Physics for Scientists and Engineers: A Strategic Approach with Modern Physics (3rd Edition)

Published by Pearson
ISBN 10: 0321740904
ISBN 13: 978-0-32174-090-8

Chapter 16 - A Macroscopic Description of Matter - Exercises and Problems: 34

Answer

The element's atomic mass number is 56

Work Step by Step

Let's assume that we have 1 mole of atoms.

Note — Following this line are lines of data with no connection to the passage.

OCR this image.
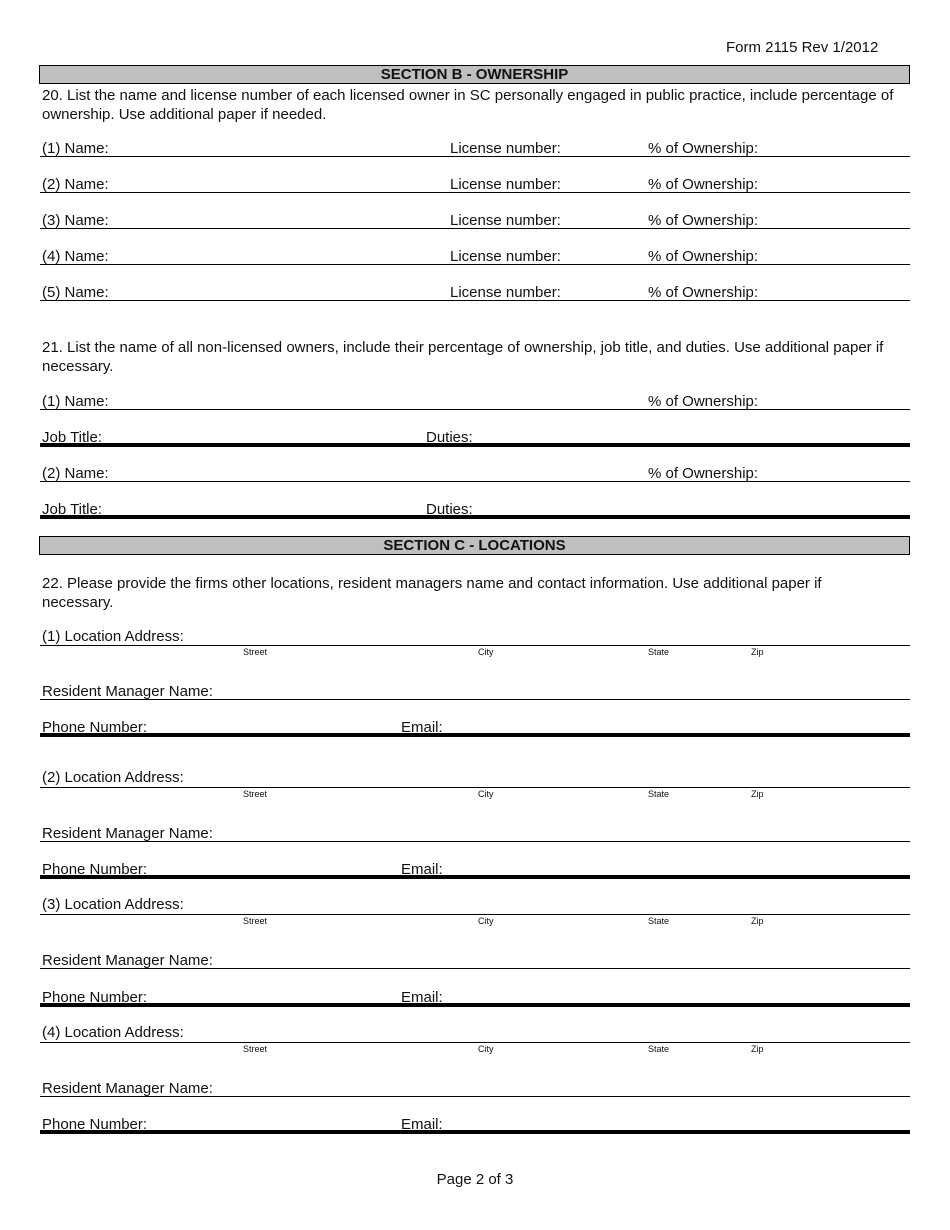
Form 2115 Rev 1/2012
SECTION B - OWNERSHIP
20. List the name and license number of each licensed owner in SC personally engaged in public practice, include percentage of ownership. Use additional paper if needed.
(1) Name:	License number:	% of Ownership:
(2) Name:	License number:	% of Ownership:
(3) Name:	License number:	% of Ownership:
(4) Name:	License number:	% of Ownership:
(5) Name:	License number:	% of Ownership:
21. List the name of all non-licensed owners, include their percentage of ownership, job title, and duties. Use additional paper if necessary.
(1) Name:	% of Ownership:
Job Title:	Duties:
(2) Name:	% of Ownership:
Job Title:	Duties:
SECTION C - LOCATIONS
22. Please provide the firms other locations, resident managers name and contact information. Use additional paper if necessary.
(1) Location Address:
Street	City	State	Zip
Resident Manager Name:
Phone Number:	Email:
(2) Location Address:
Street	City	State	Zip
Resident Manager Name:
Phone Number:	Email:
(3) Location Address:
Street	City	State	Zip
Resident Manager Name:
Phone Number:	Email:
(4) Location Address:
Street	City	State	Zip
Resident Manager Name:
Phone Number:	Email:
Page 2 of 3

We can find the number of atoms along each side of the cube. $(6.02\times 10^{23})^{1/3} = 8.44\times 10^7~atoms$ We can find the length $L$ of each side of the cube. $L = (8.44\times 10^7~atoms)(2.27\times 10^{-10}~m)$ $L = 0.01916~m$ We can find the volume of the cube. $V = L^3$ $V = (0.01916~m)^3$ $V = 7.034\times 10^{-6}~m^3$ We can find the mass of the cube. $m = \rho~V$ $m = (7950~kg/m^3)(7.034\times 10^{-6}~m^3)$ $m = 0.0559~kg$ We can find the mass $m_a$ of each atom. $m_a = \frac{m}{6.02\times 10^{23}}$ $m_a = \frac{0.0559~kg}{6.02\times 10^{23}}$ $m_a = 9.236\times 10^{-26}~kg$ We can find the element's atomic mass number. $A = \frac{m_a}{1.66\times 10^{-27}~kg}$ $A = \frac{9.236\times 10^{-26}~kg}{1.66\times 10^{-27}~kg}$ $A = 56$ The element's atomic mass number is 56.